### Variable External Flows

 Some additional information arrives that suggests the supplies and demands are not fixed values as suggested above. The logistics manager learns the following about the situation. Phoenix: This plant is to be discontinued. The entire inventory of 700 units must be shipped or sold for scrap. The scrap value is \$5 per unit. Chicago: Minimum demand of 200 units. An additional 100 units could be sold if available with revenue of \$20 per unit. LosAngeles: A firm demand of 200 units that must be received. Dallas: Contracted demand for 300 units. An additional 100 units may be sold with a revenue of \$20 each. Atlanta: Demand for 150 units that must be met. New York: One hundred units left over from previous shipments. No firm demand, but up to 250 units can be sold at \$25 each.

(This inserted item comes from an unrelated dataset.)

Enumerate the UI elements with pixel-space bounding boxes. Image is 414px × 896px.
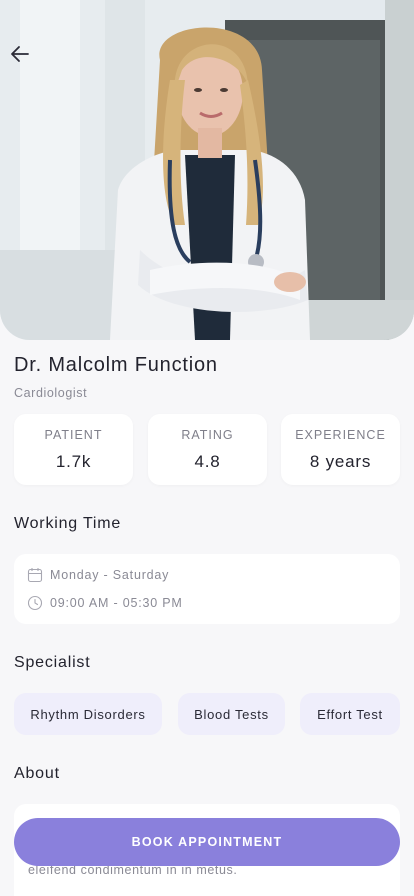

Austin: Maximum production of 300 units with manufacturing cost of \$10 per unit. Gainesville: Work rules require that all regular time production of 200 units be shipped. An additional 100 units can be produced using overtime at a cost of \$14 per unit.

The situations described above represent variable external flows, that is flow that can enter or leave the network at nodes that are variable in amount. We handle such situations by adding arcs that touch only a single node in the network, either originate or terminating at a node. The list below shows the set of external flow arcs added to the network of Fig. 2.

Because the arcs originate or terminate at a node not defined (node 0), these arcs contribute to the conservation of flow constraints for only one node. Three negative values appear in the cost column representing the revenue at the cities with extra demand. In general, negative costs are equivalent to revenues.

The optimum solution for the Example is shown in Fig. 4. Reviewing the solution, we note that all products are shipped from Phoenix, while Austin produces 300 and Gainesville produces its minimum amount. All the demanders receive the maximum possible. The objective function is negative (z = -\$1600), indicating a net profit for variable flows. The fixed external flows at the nodes do not contribute to the profit figure as no costs or revenues are associated with fixed flows.

Figure 4. Solution with variable node flows. z = -\$1600.